Par un arrêt en date du 20 mai 2021, la Cour administrative d’appel de Bordeaux a jugé qu’un maire ne pouvait faire usage de ses pouvoirs de police administrative générale pour interdire l’installation de cirques d’animaux sauvages, en l’absence de circonstances locales particulières susceptibles d’entraîner des troubles à l’ordre public.
En l’espèce, le Maire de la Commune de Pessac avait, par un arrêté en date du 25 octobre 2016 pris sur le fondement du pouvoir de police qu’il tient des dispositions des articles L. 2212-1 et L. 2212-2 du Code général des collectivités territoriales (ci-après « CGCT »), interdit l’installation de cirques avec animaux sauvages en vue de leur représentation au public sur le territoire communal. Des associations de défense des cirques ont alors demandé l’abrogation de cet arrêté. Du silence de la Commune, est née une décision implicite de rejet qui a fait l’objet d’un recours pour excès de pouvoir devant le Tribunal administratif de Bordeaux. Ce recours ayant été accueilli par le Tribunal, la Commune a interjeté appel devant la Cour administrative d’appel de Bordeaux.
Dans son arrêt, la Cour rappelle tout d’abord, et très classiquement, que s’il appartient au maire, en application des pouvoirs de police qu’il tient des dispositions de l’article L. 2212-1 et L. 2212-2 du CGCT, de prendre les mesures nécessaires pour assurer le bon ordre, la sûreté, la sécurité et la salubrité publiques, les interdictions édictées à ce titre doivent être strictement proportionnées à leur nécessité.
Elle relève ensuite que l’arrêté litigieux « a été pris par le maire de Pessac sur le fondement de ces articles, aux motifs que les cirques itinérants ne peuvent offrir aux animaux sauvages un espace et des conditions de détention adaptés à leurs exigences biologiques, à leurs aptitudes et à leurs mœurs et de ce que cette situation constituait une atteinte aux « valeurs de respect de la nature et de l’environnement » ».

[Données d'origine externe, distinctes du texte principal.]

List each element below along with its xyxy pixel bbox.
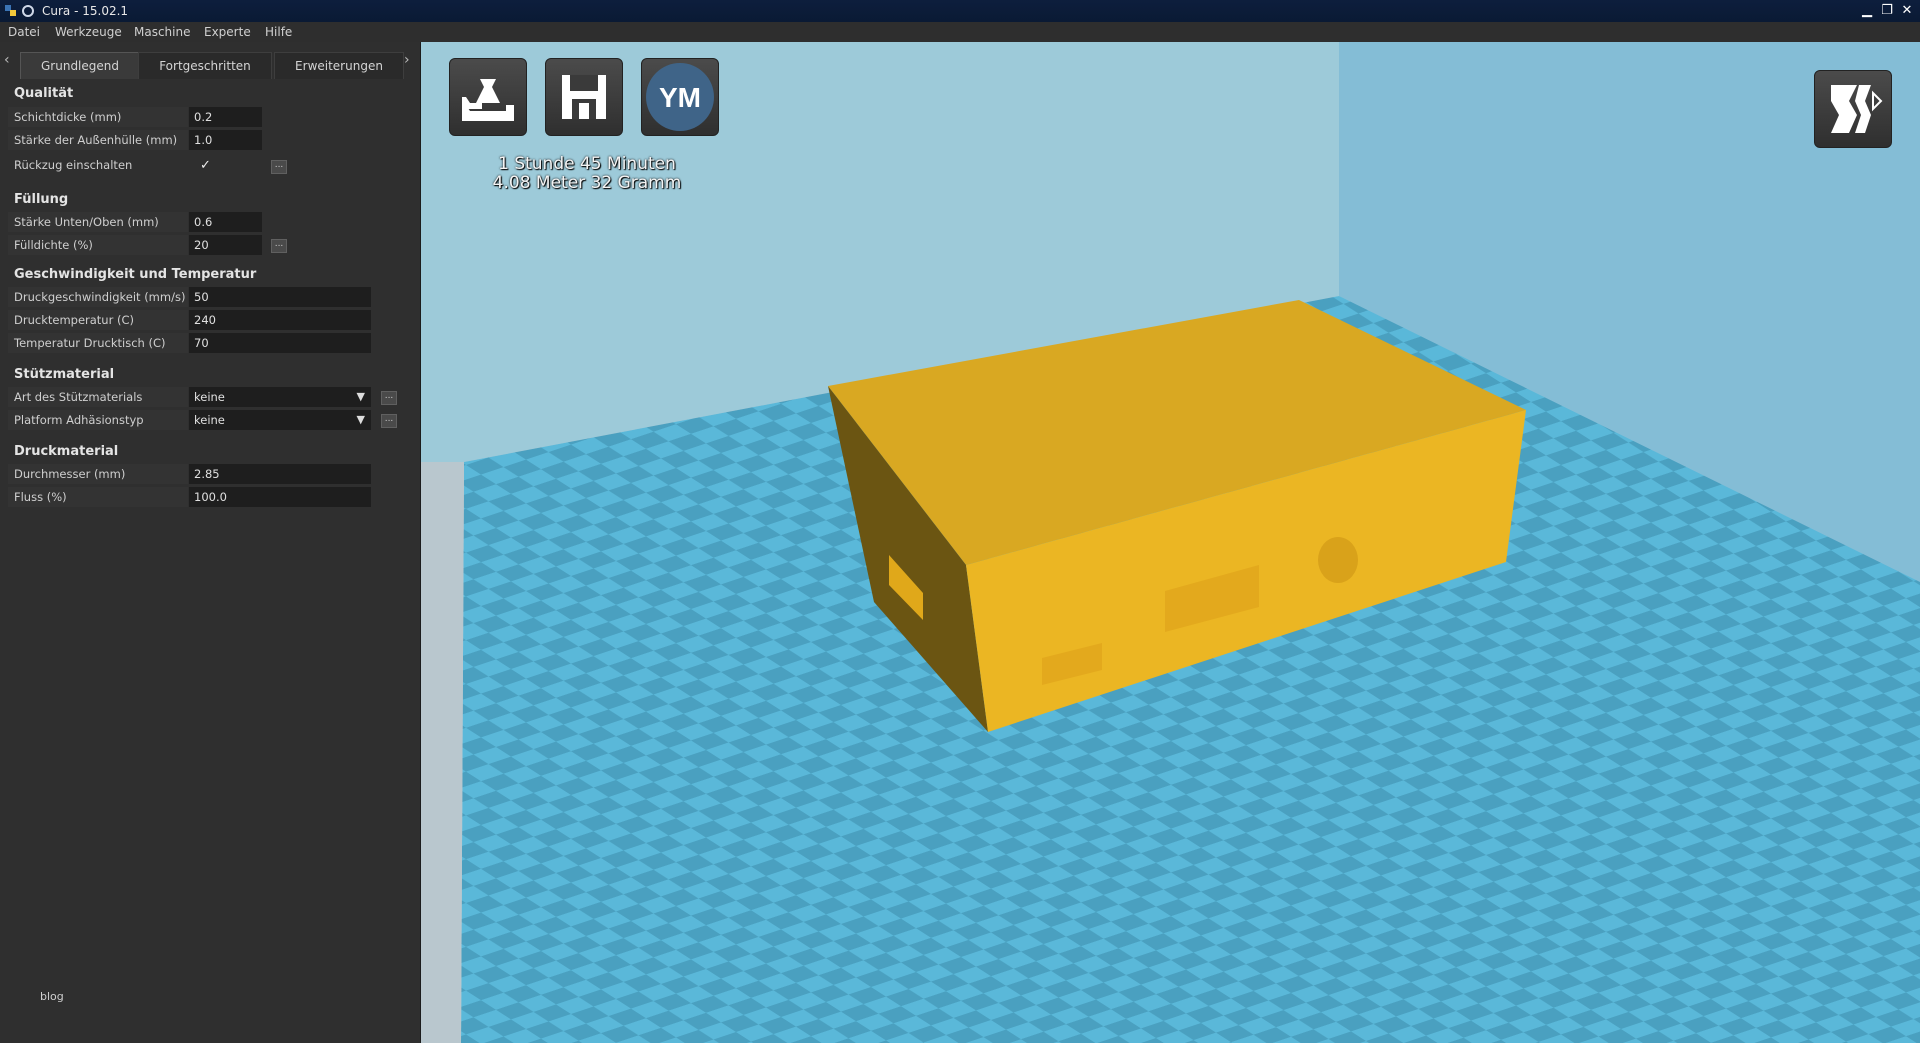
chevron-down-icon: ▼ [356,413,365,426]
retraction-settings-button[interactable]: ... [271,160,287,174]
menu-bar: Datei Werkzeuge Maschine Experte Hilfe [0,22,1920,42]
adhesion-value: keine [194,413,225,427]
diameter-label: Durchmesser (mm) [14,467,126,481]
support-type-label: Art des Stützmaterials [14,390,143,404]
print-speed-label: Druckgeschwindigkeit (mm/s) [14,290,186,304]
section-title-support: Stützmaterial [14,367,115,382]
settings-sidebar: ‹ Grundlegend Fortgeschritten Erweiterun… [0,42,421,1043]
menu-hilfe[interactable]: Hilfe [265,25,292,39]
tab-scroll-right-icon[interactable]: › [404,52,410,68]
support-type-value: keine [194,390,225,404]
support-type-select[interactable]: keine ▼ [189,387,371,407]
minimize-icon[interactable]: ▁ [1858,2,1876,20]
menu-maschine[interactable]: Maschine [134,25,190,39]
ym-label: YM [659,82,701,113]
fill-density-label: Fülldichte (%) [14,238,93,252]
restore-icon[interactable]: ❐ [1878,2,1896,20]
chevron-down-icon: ▼ [356,390,365,403]
section-title-filament: Druckmaterial [14,444,119,459]
shell-thickness-field[interactable]: 1.0 [189,130,262,150]
section-title-fill: Füllung [14,192,69,207]
print-material-text: 4.08 Meter 32 Gramm [492,173,682,193]
tab-grundlegend[interactable]: Grundlegend [20,52,140,79]
3d-viewport[interactable]: YM 1 Stunde 45 Minuten 4.08 Meter 32 Gra… [421,42,1920,1043]
view-mode-icon [1831,85,1883,133]
retraction-checkbox[interactable]: ✓ [200,159,214,173]
view-mode-button[interactable] [1814,70,1892,148]
print-temp-label: Drucktemperatur (C) [14,313,134,327]
footer-text: blog [40,990,64,1003]
flow-label: Fluss (%) [14,490,67,504]
print-temp-field[interactable]: 240 [189,310,371,330]
layer-height-field[interactable]: 0.2 [189,107,262,127]
flow-field[interactable]: 100.0 [189,487,371,507]
section-title-speed: Geschwindigkeit und Temperatur [14,267,257,282]
python-app-icon [5,5,34,17]
title-bar: Cura - 15.02.1 ▁ ❐ ✕ [0,0,1920,22]
print-time-text: 1 Stunde 45 Minuten [498,154,676,174]
tab-fortgeschritten[interactable]: Fortgeschritten [138,52,272,79]
fill-settings-button[interactable]: ... [271,239,287,253]
bottom-top-field[interactable]: 0.6 [189,212,262,232]
menu-datei[interactable]: Datei [8,25,40,39]
model-round-hole [1318,537,1358,583]
support-settings-button[interactable]: ... [381,391,397,405]
menu-experte[interactable]: Experte [204,25,251,39]
close-icon[interactable]: ✕ [1898,2,1916,20]
tab-erweiterungen[interactable]: Erweiterungen [274,52,404,79]
adhesion-settings-button[interactable]: ... [381,414,397,428]
load-button[interactable] [449,58,527,136]
section-title-quality: Qualität [14,86,74,101]
bed-temp-label: Temperatur Drucktisch (C) [14,336,166,350]
print-speed-field[interactable]: 50 [189,287,371,307]
ym-button[interactable]: YM [641,58,719,136]
adhesion-label: Platform Adhäsionstyp [14,413,144,427]
retraction-label: Rückzug einschalten [14,158,133,172]
window-title: Cura - 15.02.1 [42,4,129,18]
bottom-top-label: Stärke Unten/Oben (mm) [14,215,159,229]
floor-edge [421,462,464,1043]
fill-density-field[interactable]: 20 [189,235,262,255]
adhesion-select[interactable]: keine ▼ [189,410,371,430]
layer-height-label: Schichtdicke (mm) [14,110,122,124]
load-icon [462,79,514,121]
shell-thickness-label: Stärke der Außenhülle (mm) [14,133,178,147]
diameter-field[interactable]: 2.85 [189,464,371,484]
save-icon [562,75,606,119]
save-button[interactable] [545,58,623,136]
settings-tabs: ‹ Grundlegend Fortgeschritten Erweiterun… [0,48,420,79]
ym-icon: YM [646,63,714,131]
tab-scroll-left-icon[interactable]: ‹ [4,52,10,68]
menu-werkzeuge[interactable]: Werkzeuge [55,25,122,39]
bed-temp-field[interactable]: 70 [189,333,371,353]
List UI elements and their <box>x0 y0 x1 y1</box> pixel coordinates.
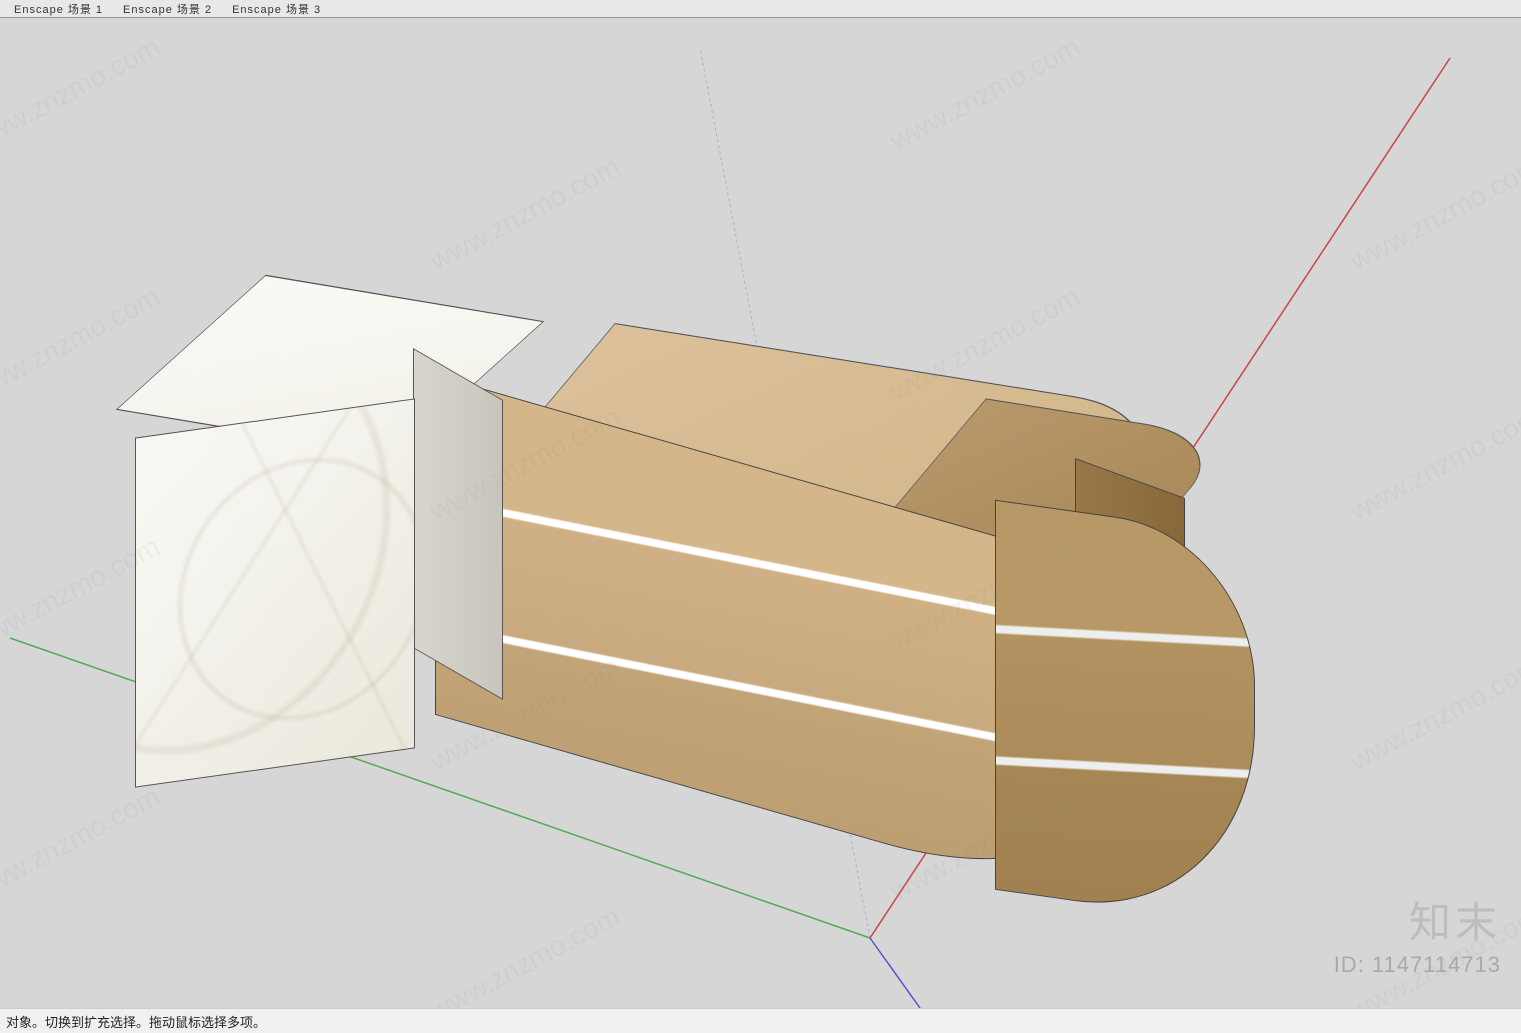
status-text: 对象。切换到扩充选择。拖动鼠标选择多项。 <box>6 1012 266 1031</box>
scene-tab-2[interactable]: Enscape 场景 2 <box>113 1 222 17</box>
scene-tab-3[interactable]: Enscape 场景 3 <box>222 1 331 17</box>
3d-viewport[interactable]: www.znzmo.com www.znzmo.com www.znzmo.co… <box>0 18 1521 1008</box>
scene-tabs-bar: Enscape 场景 1 Enscape 场景 2 Enscape 场景 3 <box>0 0 1521 18</box>
status-bar: 对象。切换到扩充选择。拖动鼠标选择多项。 <box>0 1008 1521 1033</box>
wood-desk-section <box>435 408 1235 908</box>
marble-block-section <box>135 318 475 758</box>
scene-tab-1[interactable]: Enscape 场景 1 <box>4 1 113 17</box>
reception-desk-model[interactable] <box>95 278 1245 928</box>
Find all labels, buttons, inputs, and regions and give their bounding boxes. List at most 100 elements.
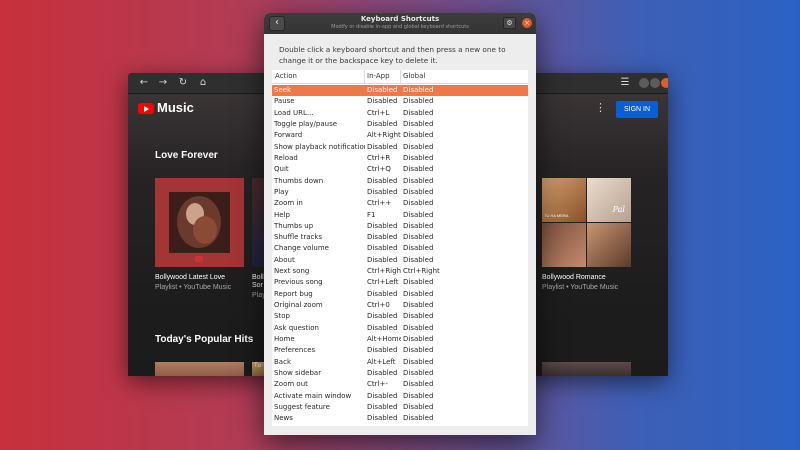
shortcut-in-app[interactable]: F1 xyxy=(367,210,401,221)
table-row[interactable]: Preferences Disabled Disabled xyxy=(272,345,528,356)
shortcut-in-app[interactable]: Disabled xyxy=(367,176,401,187)
shortcut-global[interactable]: Ctrl+Right xyxy=(403,266,483,277)
shortcut-global[interactable]: Disabled xyxy=(403,142,483,153)
table-row[interactable]: Stop Disabled Disabled xyxy=(272,311,528,322)
shortcut-in-app[interactable]: Ctrl++ xyxy=(367,198,401,209)
table-row[interactable]: Original zoom Ctrl+0 Disabled xyxy=(272,300,528,311)
shortcut-in-app[interactable]: Disabled xyxy=(367,323,401,334)
shortcut-in-app[interactable]: Disabled xyxy=(367,232,401,243)
shortcut-in-app[interactable]: Disabled xyxy=(367,119,401,130)
card-title[interactable]: Bollywood Latest Love xyxy=(155,274,225,281)
shortcut-in-app[interactable]: Ctrl+R xyxy=(367,153,401,164)
table-row[interactable]: Shuffle tracks Disabled Disabled xyxy=(272,232,528,243)
shortcut-in-app[interactable]: Ctrl+0 xyxy=(367,300,401,311)
table-row[interactable]: Zoom in Ctrl++ Disabled xyxy=(272,198,528,209)
column-header-global[interactable]: Global xyxy=(403,72,425,80)
table-row[interactable]: Pause Disabled Disabled xyxy=(272,96,528,107)
table-row[interactable]: Back Alt+Left Disabled xyxy=(272,357,528,368)
shortcut-global[interactable]: Disabled xyxy=(403,164,483,175)
playlist-cover-bollywood-latest-love[interactable] xyxy=(155,178,244,267)
shortcut-in-app[interactable]: Disabled xyxy=(367,85,401,96)
shortcut-global[interactable]: Disabled xyxy=(403,187,483,198)
shortcut-global[interactable]: Disabled xyxy=(403,289,483,300)
card-title[interactable]: Bollywood Romance xyxy=(542,274,606,281)
table-row[interactable]: Toggle play/pause Disabled Disabled xyxy=(272,119,528,130)
table-row[interactable]: Home Alt+Home Disabled xyxy=(272,334,528,345)
table-row[interactable]: Forward Alt+Right Disabled xyxy=(272,130,528,141)
shortcut-global[interactable]: Disabled xyxy=(403,221,483,232)
shortcut-in-app[interactable]: Disabled xyxy=(367,345,401,356)
table-row[interactable]: Thumbs down Disabled Disabled xyxy=(272,176,528,187)
settings-icon[interactable]: ⚙ xyxy=(503,17,516,29)
shortcut-global[interactable]: Disabled xyxy=(403,311,483,322)
table-row[interactable]: Quit Ctrl+Q Disabled xyxy=(272,164,528,175)
table-row[interactable]: About Disabled Disabled xyxy=(272,255,528,266)
home-icon[interactable]: ⌂ xyxy=(195,76,211,90)
table-row[interactable]: Ask question Disabled Disabled xyxy=(272,323,528,334)
shortcut-in-app[interactable]: Alt+Left xyxy=(367,357,401,368)
shortcut-global[interactable]: Disabled xyxy=(403,153,483,164)
minimize-icon[interactable] xyxy=(639,78,649,88)
card-title[interactable]: Sor xyxy=(252,282,263,289)
shortcut-in-app[interactable]: Ctrl+- xyxy=(367,379,401,390)
youtube-play-icon[interactable] xyxy=(138,103,154,114)
table-row[interactable]: Report bug Disabled Disabled xyxy=(272,289,528,300)
table-row[interactable]: Show playback notification Disabled Disabl… xyxy=(272,142,528,153)
shortcut-global[interactable]: Disabled xyxy=(403,119,483,130)
table-row[interactable]: Play Disabled Disabled xyxy=(272,187,528,198)
table-row[interactable]: Seek Disabled Disabled xyxy=(272,85,528,97)
shortcut-global[interactable]: Disabled xyxy=(403,198,483,209)
shortcut-in-app[interactable]: Ctrl+Right xyxy=(367,266,401,277)
shortcut-in-app[interactable]: Disabled xyxy=(367,142,401,153)
shortcut-global[interactable]: Disabled xyxy=(403,277,483,288)
shortcut-global[interactable]: Disabled xyxy=(403,243,483,254)
table-row[interactable]: Previous song Ctrl+Left Disabled xyxy=(272,277,528,288)
reload-icon[interactable]: ↻ xyxy=(175,76,191,90)
column-header-in-app[interactable]: In-App xyxy=(367,72,390,80)
shortcut-global[interactable]: Disabled xyxy=(403,96,483,107)
shortcut-global[interactable]: Disabled xyxy=(403,334,483,345)
shortcut-global[interactable]: Disabled xyxy=(403,232,483,243)
sign-in-button[interactable]: SIGN IN xyxy=(616,101,658,118)
shortcut-global[interactable]: Disabled xyxy=(403,391,483,402)
table-row[interactable]: Help F1 Disabled xyxy=(272,210,528,221)
hamburger-menu-icon[interactable]: ☰ xyxy=(617,76,633,90)
shortcut-in-app[interactable]: Disabled xyxy=(367,368,401,379)
shortcut-global[interactable]: Disabled xyxy=(403,402,483,413)
shortcut-in-app[interactable]: Disabled xyxy=(367,402,401,413)
table-row[interactable]: Suggest feature Disabled Disabled xyxy=(272,402,528,413)
shortcut-global[interactable]: Disabled xyxy=(403,300,483,311)
table-row[interactable]: Reload Ctrl+R Disabled xyxy=(272,153,528,164)
brand-name[interactable]: Music xyxy=(157,100,194,115)
shortcut-in-app[interactable]: Disabled xyxy=(367,96,401,107)
shortcut-global[interactable]: Disabled xyxy=(403,379,483,390)
shortcut-global[interactable]: Disabled xyxy=(403,85,483,96)
arrow-right-icon[interactable]: → xyxy=(155,76,171,90)
maximize-icon[interactable] xyxy=(650,78,660,88)
table-row[interactable]: Activate main window Disabled Disabled xyxy=(272,391,528,402)
shortcut-global[interactable]: Disabled xyxy=(403,130,483,141)
arrow-left-icon[interactable]: ← xyxy=(136,76,152,90)
shortcut-in-app[interactable]: Ctrl+L xyxy=(367,108,401,119)
card-title[interactable]: Boll xyxy=(252,274,264,281)
shortcut-in-app[interactable]: Disabled xyxy=(367,391,401,402)
shortcut-in-app[interactable]: Disabled xyxy=(367,289,401,300)
shortcut-in-app[interactable]: Alt+Right xyxy=(367,130,401,141)
more-options-icon[interactable]: ⋮ xyxy=(595,101,606,114)
shortcut-in-app[interactable]: Disabled xyxy=(367,255,401,266)
playlist-cover-bollywood-romance[interactable]: TU HA MERA Pal xyxy=(542,178,631,267)
playlist-cover-peek[interactable] xyxy=(542,362,631,376)
table-row[interactable]: Change volume Disabled Disabled xyxy=(272,243,528,254)
shortcut-global[interactable]: Disabled xyxy=(403,357,483,368)
shortcut-global[interactable]: Disabled xyxy=(403,323,483,334)
shortcut-global[interactable]: Disabled xyxy=(403,413,483,424)
shortcut-in-app[interactable]: Disabled xyxy=(367,311,401,322)
shortcut-global[interactable]: Disabled xyxy=(403,210,483,221)
shortcut-in-app[interactable]: Ctrl+Left xyxy=(367,277,401,288)
shortcut-in-app[interactable]: Disabled xyxy=(367,243,401,254)
shortcut-global[interactable]: Disabled xyxy=(403,255,483,266)
shortcut-in-app[interactable]: Ctrl+Q xyxy=(367,164,401,175)
shortcut-in-app[interactable]: Disabled xyxy=(367,221,401,232)
table-row[interactable]: Load URL... Ctrl+L Disabled xyxy=(272,108,528,119)
close-window-icon[interactable] xyxy=(661,78,668,88)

Toutefois, dans la droite ligne du jugement rendu en première instance, la Cour estime que le respect de la dignité animale n’est pas une composante de l’ordre public :
« 6. (…) d’une part la commune n’a justifié, pas plus en appel qu’en première instance, de l’existence d’un risque matériel avéré de trouble à l’ordre public en cas d’installation sur le territoire de Pessac de cirques ou de spectacles d’animaux en vue de leur présentation au public. D’autre part, les conditions de vie des animaux ne relèvent ni de la sûreté, ni de la sécurité ou de la salubrité publiques. Enfin, la circonstance que le traitement des animaux sauvages dans les cirques aurait un caractère immoral ne peut fonder légalement, en l’absence de circonstances locales particulières, qui ne sont pas établies, une mesure de police ».
À cet égard, les conclusions d’Aurélie Chauvin, Rapporteure Publique dans cette affaire, sont particulièrement éclairantes :
« Il résulte clairement de la motivation de l’arrêté contesté que l’interdiction de l’installation de cirques avec animaux sauvages en vue de leur représentation au public est fondée sur la volonté de garantir la moralité publique (…). Cette motivation ne se rattache pas, à l’évidence, à la fameuse trilogie « sécurité, tranquillité salubrité publiques » ; mais il est vrai que la moralité publique est de longue date, considérée selon la jurisprudence du Conseil d’État, comme un des buts en vue desquels la police municipale peut trouver à s’exercer (…). Mais le « respect de la nature et de l’environnement » ne nous paraît pas être l’un des composants essentiels de la moralité publique. Si la société est sans doute en train d’évoluer sur ce sujet, reste que le respect du bien-être animal, la « dignité de l’animal » sauvage ou non, n’est pas en l’état actuel du droit positif, une composante de l’ordre public à la différence de la dignité de la personne humaine placée au sommet des exigences de notre système juridique (…). Dès lors, le respect du bien-être animal qui motive l’arrêté contesté, s’il ne se rattache ni à l’ordre public traditionnel, ni à cette moralité publique, ne peut être protégé qu’à travers l’existence de circonstances locales susceptibles d’entraîner des troubles à l’ordre public, qui ne sont en l’espèce pas établies ».
Ainsi, aussi louables soient les motifs invoqués par le Maire de Pessac pour justifier l’interdiction de l’installation des cirques d’animaux sauvages sur le territoire de sa commune, il ne pouvait légalement, en l’absence de circonstances locales particulières susceptibles d’entraîner des troubles à l’ordre public, fonder une telle mesure de police.